Compared to the 100 nursing homes in Illinois, PIATT COUNTY NURSING HOME's overall rating (3 stars) is above the state average of 2.5, staff turnover (60%) is significantly higher than the state average of 46%, and health inspection rating (3 stars) is at the national benchmark.

What Should Families Ask When Visiting Piatt County?

Based on this facility's data, families visiting should ask: "What changes have been made since the serious inspection findings, and how are you preventing similar issues?" "How do you ensure continuity of care given staff turnover, and what is your staff retention strategy?" "Can I visit during a mealtime to observe dining assistance and food quality?" "How do you handle medical emergencies, and what is your hospital transfer rate?" These questions are particularly relevant given the facility's Immediate Jeopardy citations and the facility's high staff turnover rate.

Is Piatt County Safe?

Based on CMS inspection data, PIATT COUNTY NURSING HOME has documented safety concerns. Inspectors have issued 2 Immediate Jeopardy citations (the most serious violation level indicating risk of serious injury or death). The facility has a 3-star overall rating and ranks #1 of 100 nursing homes in Illinois. Families considering this facility should ask detailed questions about what corrective actions have been taken since these incidents.

Do Nurses at Piatt County Stick Around?

Staff turnover at PIATT COUNTY NURSING HOME is high. At 60%, the facility is 14 percentage points above the Illinois average of 46%. High turnover means new staff may not know residents' individual needs, medications, or preferences. It can also be disorienting for residents, especially those with dementia who rely on familiar faces. Families should ask: What is causing the turnover? What retention programs are in place? How do you ensure care continuity during staff transitions?

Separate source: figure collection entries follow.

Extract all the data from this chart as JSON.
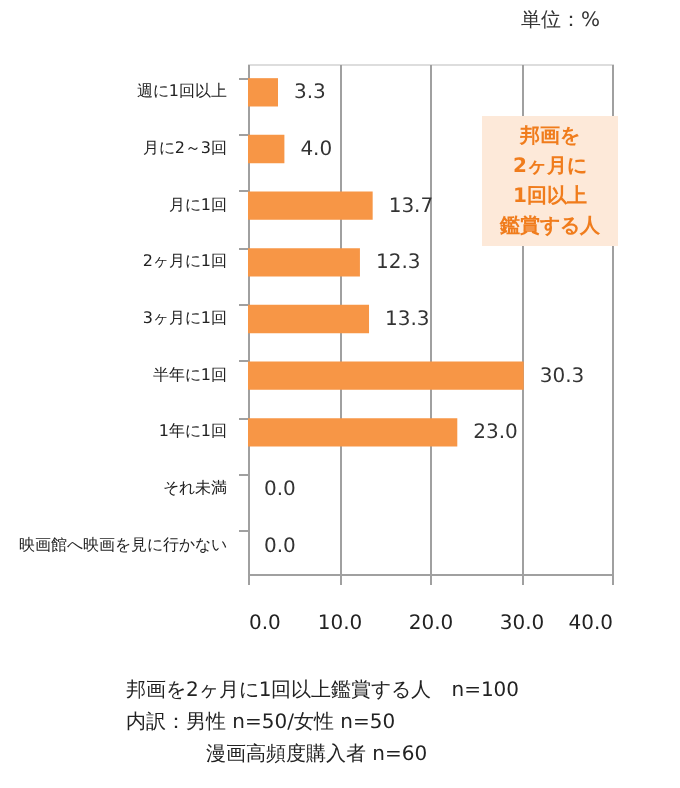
{
  "chart_data": {
    "type": "bar",
    "orientation": "horizontal",
    "categories": [
      "週に1回以上",
      "月に2～3回",
      "月に1回",
      "2ヶ月に1回",
      "3ヶ月に1回",
      "半年に1回",
      "1年に1回",
      "それ未満",
      "映画館へ映画を見に行かない"
    ],
    "values": [
      3.3,
      4.0,
      13.7,
      12.3,
      13.3,
      30.3,
      23.0,
      0.0,
      0.0
    ],
    "value_labels": [
      "3.3",
      "4.0",
      "13.7",
      "12.3",
      "13.3",
      "30.3",
      "23.0",
      "0.0",
      "0.0"
    ],
    "color": "#f79646",
    "xlim": [
      0,
      40
    ],
    "xticks": [
      {
        "value": 0,
        "label": "0.0"
      },
      {
        "value": 10,
        "label": "10.0"
      },
      {
        "value": 20,
        "label": "20.0"
      },
      {
        "value": 30,
        "label": "30.0"
      },
      {
        "value": 40,
        "label": "40.0"
      }
    ],
    "grid": "x",
    "annotations": [
      "単位：%",
      "邦画を",
      "2ヶ月に",
      "1回以上",
      "鑑賞する人",
      "邦画を2ヶ月に1回以上鑑賞する人　n=100",
      "内訳：男性 n=50/女性 n=50",
      "漫画高頻度購入者 n=60"
    ]
  }
}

Was Piatt County Ever Fined?

PIATT COUNTY NURSING HOME has been fined $212,924 across 3 penalty actions. This is 6.0x the Illinois average of $35,208. Fines at this level are uncommon and typically indicate a pattern of serious deficiencies, repeated violations, or failure to correct problems promptly. CMS reserves penalties of this magnitude for facilities that pose significant, documented risk to resident health or safety. Families should request specific documentation of what issues led to these fines and what systemic changes have been implemented.

Is Piatt County on Any Federal Watch List?

PIATT COUNTY NURSING HOME is not on any federal watch list. The most significant is the Special Focus Facility (SFF) program, which identifies the bottom 1% of nursing homes nationally based on persistent, serious quality problems. Not being on this list means the facility has avoided the pattern of deficiencies that triggers enhanced federal oversight. This is a positive indicator, though families should still review the facility's inspection history directly.